5. Data layer & caching
- React Query keyed by (calendar id, range) for visible-week fetches.
- Prefetch adjacent ranges so navigation feels instant.
- IndexedDB holds events for offline use (week or month at a time).
- Sync queue in a service worker: mutations made offline are replayed when online.
6. Real-time
For shared calendars, push event changes via WebSocket (or SSE):
- "event.created", "event.updated", "event.deleted".
- Apply to local cache; reconcile if local has an optimistic edit.
7. Interactions
- Click empty slot → create event modal at that time.
- Drag empty area → create event with duration.
- Drag existing event → move (optimistic; rollback on failure).
- Resize handle → change duration.
- Multi-day events span; render as a bar above the grid.
8. Rendering performance
- Only render visible week / day events; outside is virtual / not in DOM.
- Memoize event blocks; use
transform: translatefor drag to avoid layout. requestAnimationFramefor drag handlers.
9. Accessibility
- Grid semantics:
role="grid"with rows for time slots, cells for slots. - Events as buttons with descriptive labels.
- Keyboard nav: arrows to move focus, Enter to open, Shift+arrows to move the event.
- Announce changes via a polite live region.
10. Auth & sharing
- Per-calendar ACLs (owner / editor / viewer / free-busy).
- Frontend conditional UI by role; server enforces.
Interview framing
"Views are projections of the same event data over a time range.
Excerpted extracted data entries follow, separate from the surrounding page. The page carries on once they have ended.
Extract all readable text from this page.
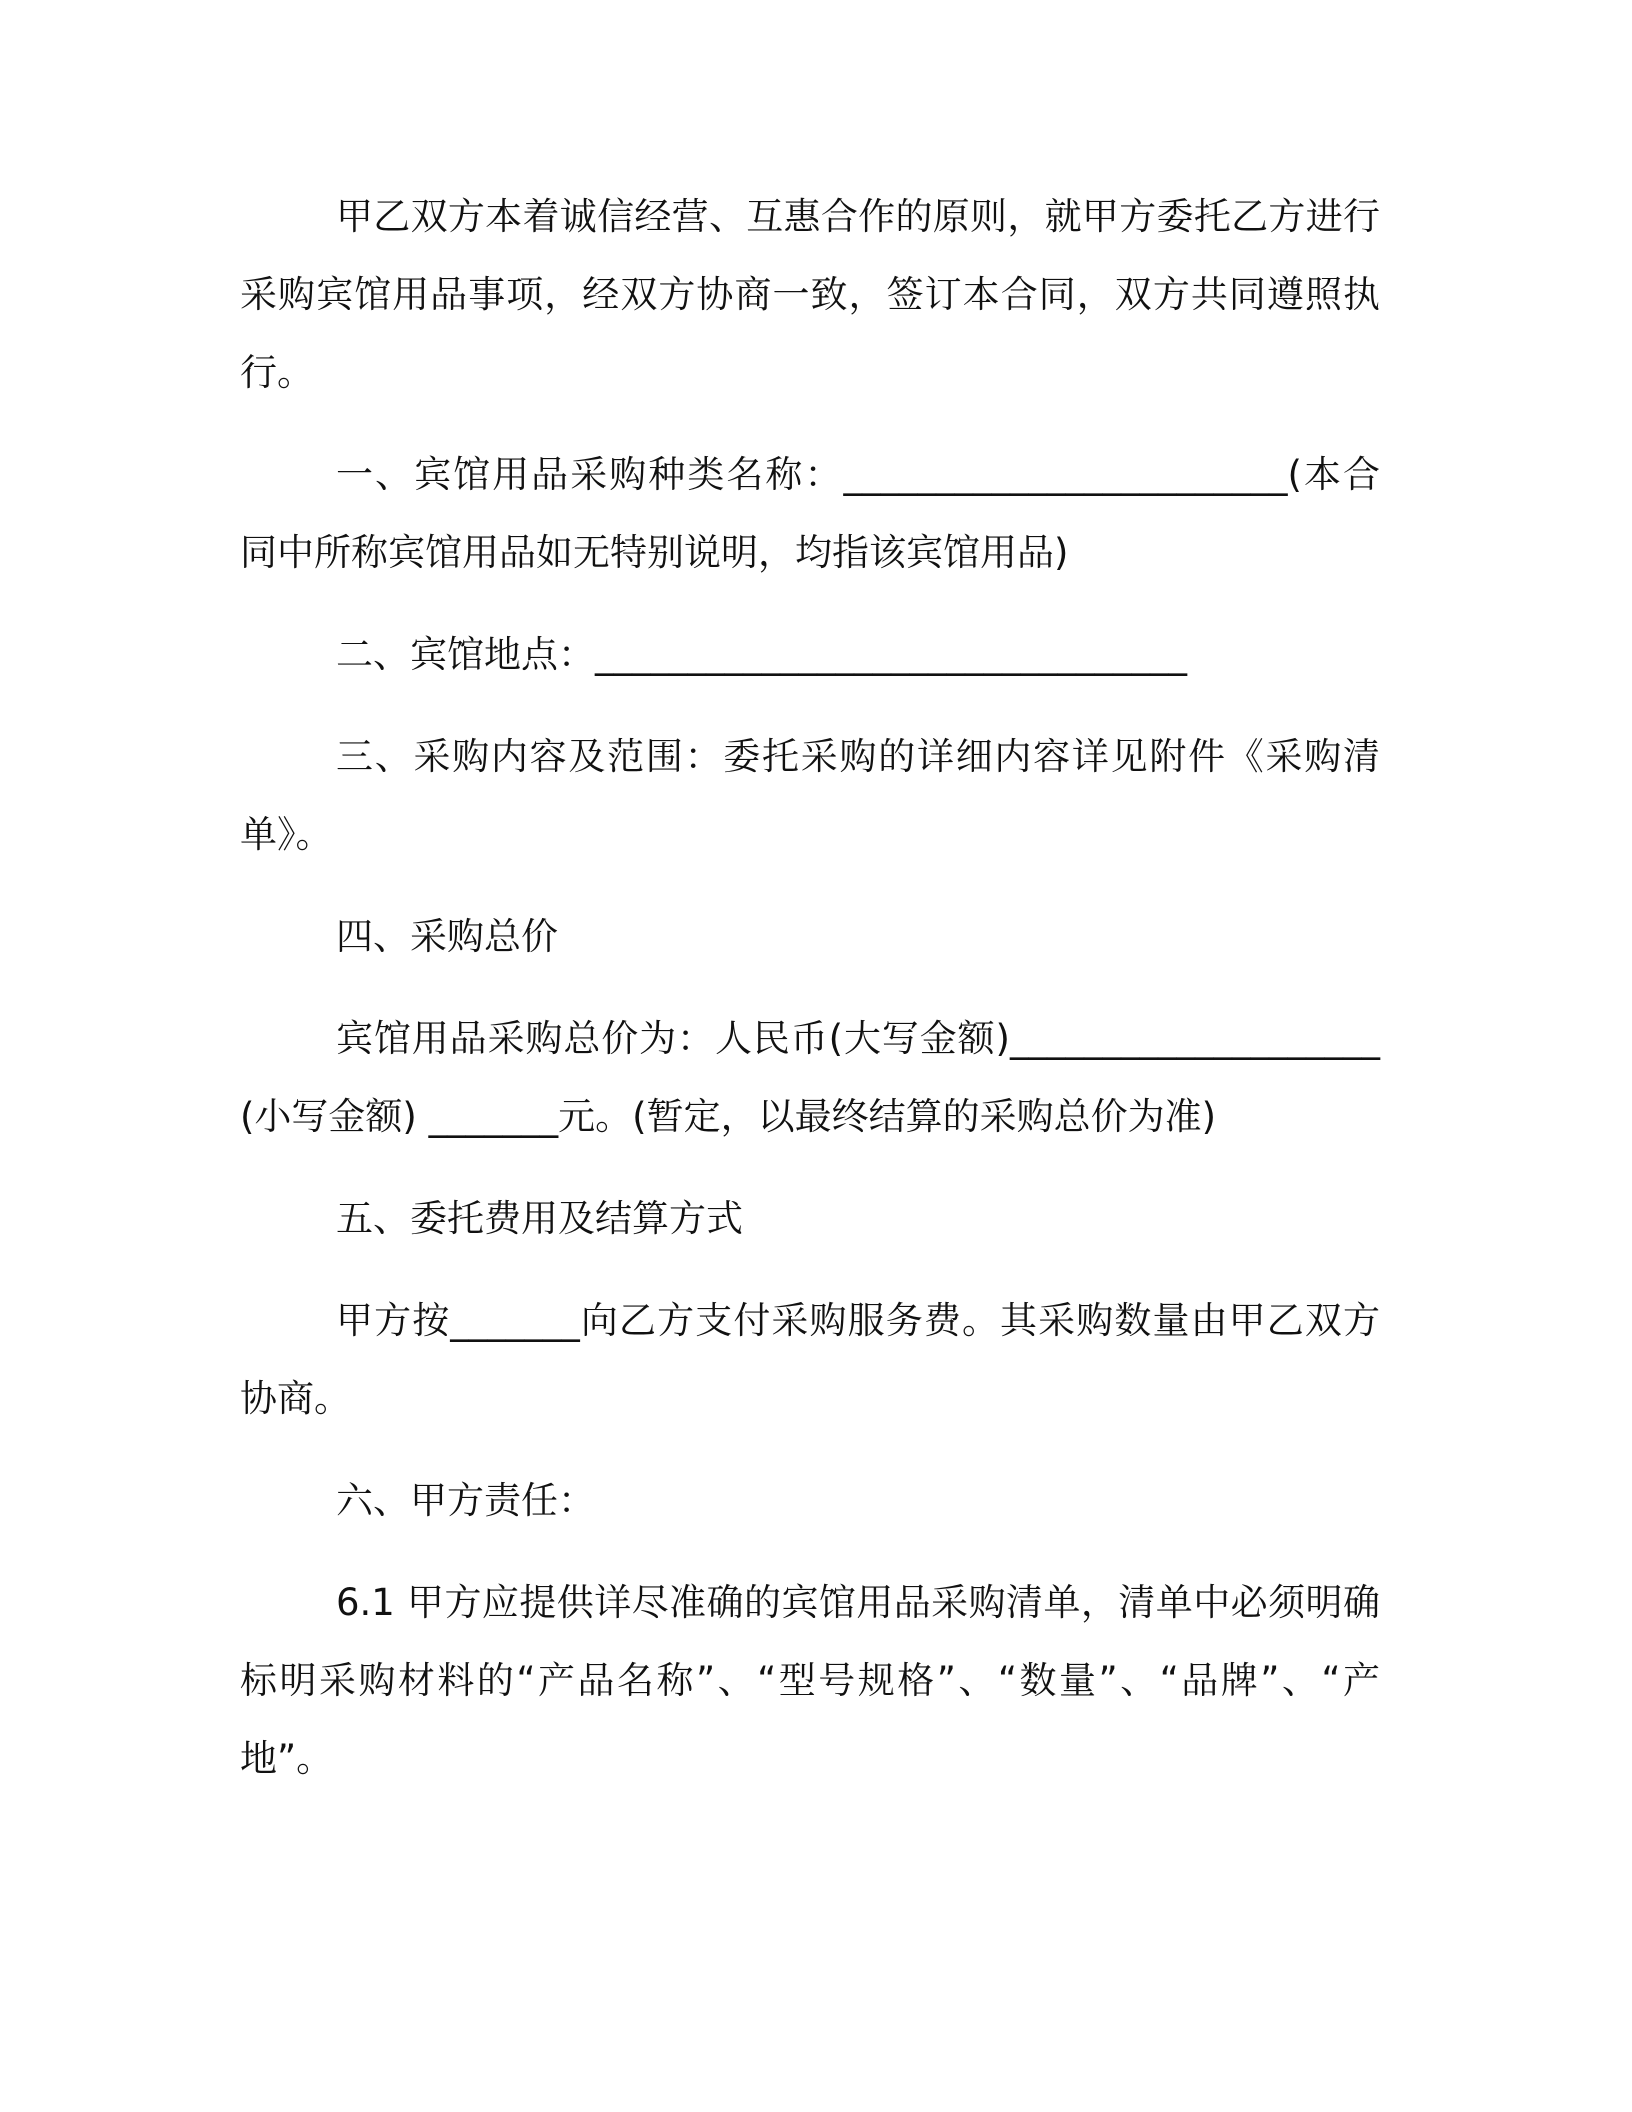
甲乙双方本着诚信经营、互惠合作的原则，就甲方委托乙方进行采购宾馆用品事项，经双方协商一致，签订本合同，双方共同遵照执行。

一、宾馆用品采购种类名称：________________________(本合同中所称宾馆用品如无特别说明，均指该宾馆用品)

二、宾馆地点：________________________________

三、采购内容及范围：委托采购的详细内容详见附件《采购清单》。

四、采购总价

宾馆用品采购总价为：人民币(大写金额)____________________(小写金额) _______元。(暂定，以最终结算的采购总价为准)

五、委托费用及结算方式

甲方按_______向乙方支付采购服务费。其采购数量由甲乙双方协商。

六、甲方责任：

6.1 甲方应提供详尽准确的宾馆用品采购清单，清单中必须明确标明采购材料的“产品名称”、“型号规格”、“数量”、“品牌”、“产地”。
The hardest rendering piece is the overlap layout algorithm: sort, cluster overlaps, assign columns, position with absolute coordinates and pixels-per-minute. Recurring events are stored as rules and expanded client-side per visible range using rrule.js, with exceptions as overrides. Times are UTC + tz on the wire; convert on render. Data flow: React Query keyed by (calendar, range), prefetch adjacent ranges, IndexedDB for offline, a service-worker sync queue. Shared-calendar real-time via WebSocket or SSE. Drag-to-move/resize is optimistic with rollback. Accessibility is a grid with keyboard nav. The depth questions usually go to overlap layout, recurrence expansion, and timezone correctness."
Follow-up questions
- •Walk through the overlap layout algorithm with an example.
- •Why expand recurrence client-side per range instead of storing occurrences?
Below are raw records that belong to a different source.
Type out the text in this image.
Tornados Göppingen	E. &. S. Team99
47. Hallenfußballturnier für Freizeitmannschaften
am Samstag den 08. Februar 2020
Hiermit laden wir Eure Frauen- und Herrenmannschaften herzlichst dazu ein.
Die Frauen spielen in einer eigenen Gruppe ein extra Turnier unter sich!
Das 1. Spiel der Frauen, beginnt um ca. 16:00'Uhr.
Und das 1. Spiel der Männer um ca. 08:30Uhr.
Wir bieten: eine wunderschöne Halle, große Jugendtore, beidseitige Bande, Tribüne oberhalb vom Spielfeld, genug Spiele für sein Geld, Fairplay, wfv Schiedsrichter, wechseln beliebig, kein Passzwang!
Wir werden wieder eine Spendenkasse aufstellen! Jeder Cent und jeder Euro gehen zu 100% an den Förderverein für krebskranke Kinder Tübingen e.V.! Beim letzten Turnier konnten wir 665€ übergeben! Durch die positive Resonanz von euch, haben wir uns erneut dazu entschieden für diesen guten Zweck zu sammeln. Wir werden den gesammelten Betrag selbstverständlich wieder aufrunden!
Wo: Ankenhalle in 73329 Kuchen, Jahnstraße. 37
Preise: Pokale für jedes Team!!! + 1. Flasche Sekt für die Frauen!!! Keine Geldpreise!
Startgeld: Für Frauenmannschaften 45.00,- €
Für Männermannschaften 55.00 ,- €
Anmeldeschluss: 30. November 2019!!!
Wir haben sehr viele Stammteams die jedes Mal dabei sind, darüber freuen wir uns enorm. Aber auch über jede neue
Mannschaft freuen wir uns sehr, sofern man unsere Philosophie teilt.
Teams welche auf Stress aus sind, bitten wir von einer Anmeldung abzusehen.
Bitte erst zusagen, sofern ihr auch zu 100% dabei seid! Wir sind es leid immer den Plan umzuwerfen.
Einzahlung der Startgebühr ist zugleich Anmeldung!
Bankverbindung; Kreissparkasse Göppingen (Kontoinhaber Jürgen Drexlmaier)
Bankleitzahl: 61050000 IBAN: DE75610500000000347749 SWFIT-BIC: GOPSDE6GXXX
- •How do you handle a recurring event with a single-occurrence edit?
- •Timezones — what goes wrong if you store local time?
Common mistakes
- •Storing local time without a timezone.
- •Materializing recurrence to rows on the server — explodes for infinite recurrences.
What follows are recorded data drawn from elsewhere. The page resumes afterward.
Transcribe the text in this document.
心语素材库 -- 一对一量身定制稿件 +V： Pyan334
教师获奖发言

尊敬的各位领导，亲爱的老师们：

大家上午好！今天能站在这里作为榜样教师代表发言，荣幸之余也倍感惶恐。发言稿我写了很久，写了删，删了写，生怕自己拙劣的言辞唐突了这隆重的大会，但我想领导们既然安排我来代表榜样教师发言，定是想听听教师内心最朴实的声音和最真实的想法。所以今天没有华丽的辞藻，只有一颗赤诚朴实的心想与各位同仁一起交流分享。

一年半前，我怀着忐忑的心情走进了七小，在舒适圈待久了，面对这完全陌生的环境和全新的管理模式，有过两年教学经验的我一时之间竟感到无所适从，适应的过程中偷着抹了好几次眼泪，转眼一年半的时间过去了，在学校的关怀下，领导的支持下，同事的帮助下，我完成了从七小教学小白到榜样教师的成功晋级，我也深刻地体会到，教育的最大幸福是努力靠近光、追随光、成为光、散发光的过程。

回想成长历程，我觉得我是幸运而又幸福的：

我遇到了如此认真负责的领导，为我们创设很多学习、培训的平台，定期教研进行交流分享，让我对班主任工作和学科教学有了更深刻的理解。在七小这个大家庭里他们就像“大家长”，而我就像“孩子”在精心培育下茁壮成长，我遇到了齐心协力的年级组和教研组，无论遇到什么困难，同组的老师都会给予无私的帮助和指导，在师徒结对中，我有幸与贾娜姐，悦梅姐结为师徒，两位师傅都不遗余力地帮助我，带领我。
- •Re-layout on every drag frame.
- •Auto-jumping focus on real-time updates.
Performance considerations
- •Render only the visible range; memoize event blocks; use transform for drag; prefetch adjacent ranges; cache recurrence expansions.
Edge cases
- •DST transitions (23/25-hour days).
- •All-day vs timed events.
- •Cross-day events.
- •Recurring event end vs occurrence end.
Real-world examples
- •Google Calendar, Outlook Web, Fantastical, Cal.com.